Born in Paisley, Renfrewshire, Scotland, but living largely in Aberdeen, MacGregor used the McIntosh pseudonym (along with its variants J. T. MacIntosh, and J. T. M’Intosh) as well as “H. J. Murdoch”, “Gregory Francis” (with Frank H. Parnell), and “Stuart Winsor” (with Jeff Mason) for all his science fiction work, which was the majority of his output, though he did publish books under his own name. His first story, “The Curfew Tolls”, appeared in Astounding Science Fiction during 1950, and his first novel, World Out of Mind, was published during 1953. He did not publish any work after 1980. In 2010, following his death in 2008, the National Library of Scotland purchased his literary papers and correspondence. Along with John Mather and Edith Dell, he is credited for the screenplay for the colour feature film Satellite in the Sky (1956).


Flight from Rebirth: Exciting and thought-provoking story

Flight from Rebirth by J.T. McIntosh

I picked up Flight from Rebirth by J.T. McIntosh because it was on sale at Audible.

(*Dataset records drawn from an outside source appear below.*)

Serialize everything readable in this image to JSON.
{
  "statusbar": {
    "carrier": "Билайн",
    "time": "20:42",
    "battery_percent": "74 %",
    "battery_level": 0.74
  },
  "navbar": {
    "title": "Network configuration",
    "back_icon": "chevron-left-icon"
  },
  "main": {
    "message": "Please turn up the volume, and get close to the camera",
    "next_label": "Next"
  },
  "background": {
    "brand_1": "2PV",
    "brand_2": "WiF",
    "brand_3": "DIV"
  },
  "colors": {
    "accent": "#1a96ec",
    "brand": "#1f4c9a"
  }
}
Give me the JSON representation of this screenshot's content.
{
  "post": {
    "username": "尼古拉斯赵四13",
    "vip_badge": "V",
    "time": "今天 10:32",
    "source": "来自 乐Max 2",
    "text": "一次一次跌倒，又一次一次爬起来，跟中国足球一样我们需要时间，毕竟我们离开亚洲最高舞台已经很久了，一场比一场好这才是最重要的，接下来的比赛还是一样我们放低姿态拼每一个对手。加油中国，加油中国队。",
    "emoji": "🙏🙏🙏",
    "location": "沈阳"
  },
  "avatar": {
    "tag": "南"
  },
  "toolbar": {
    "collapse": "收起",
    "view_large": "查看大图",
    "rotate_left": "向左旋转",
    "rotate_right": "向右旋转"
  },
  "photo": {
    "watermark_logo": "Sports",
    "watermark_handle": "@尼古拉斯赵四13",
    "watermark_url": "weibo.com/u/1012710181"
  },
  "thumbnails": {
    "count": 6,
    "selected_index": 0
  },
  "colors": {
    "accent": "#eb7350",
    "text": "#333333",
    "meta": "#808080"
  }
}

I wasn’t familiar with the book or the author (J.T. McIntosh is a penname of James Murdoch MacGregor, a Scottish writer).

The story is about a man named Benny Rice who appears to be a pleasant mentally challenged man who works at a low-level job in a futuristic United States. It soon becomes apparent to the reader that Benny is a lot more functional than he seems. McIntosh teases us with this until the end — who is Benny? Is he really mentally challenged? If not, why is he pretending to be? Who is he hiding from, and why? Add to that his society’s strange process of Rebirth — reincarnation for the few people who’ve proved themselves worthy to carry on the human genome — and you’ve got quite a mystery.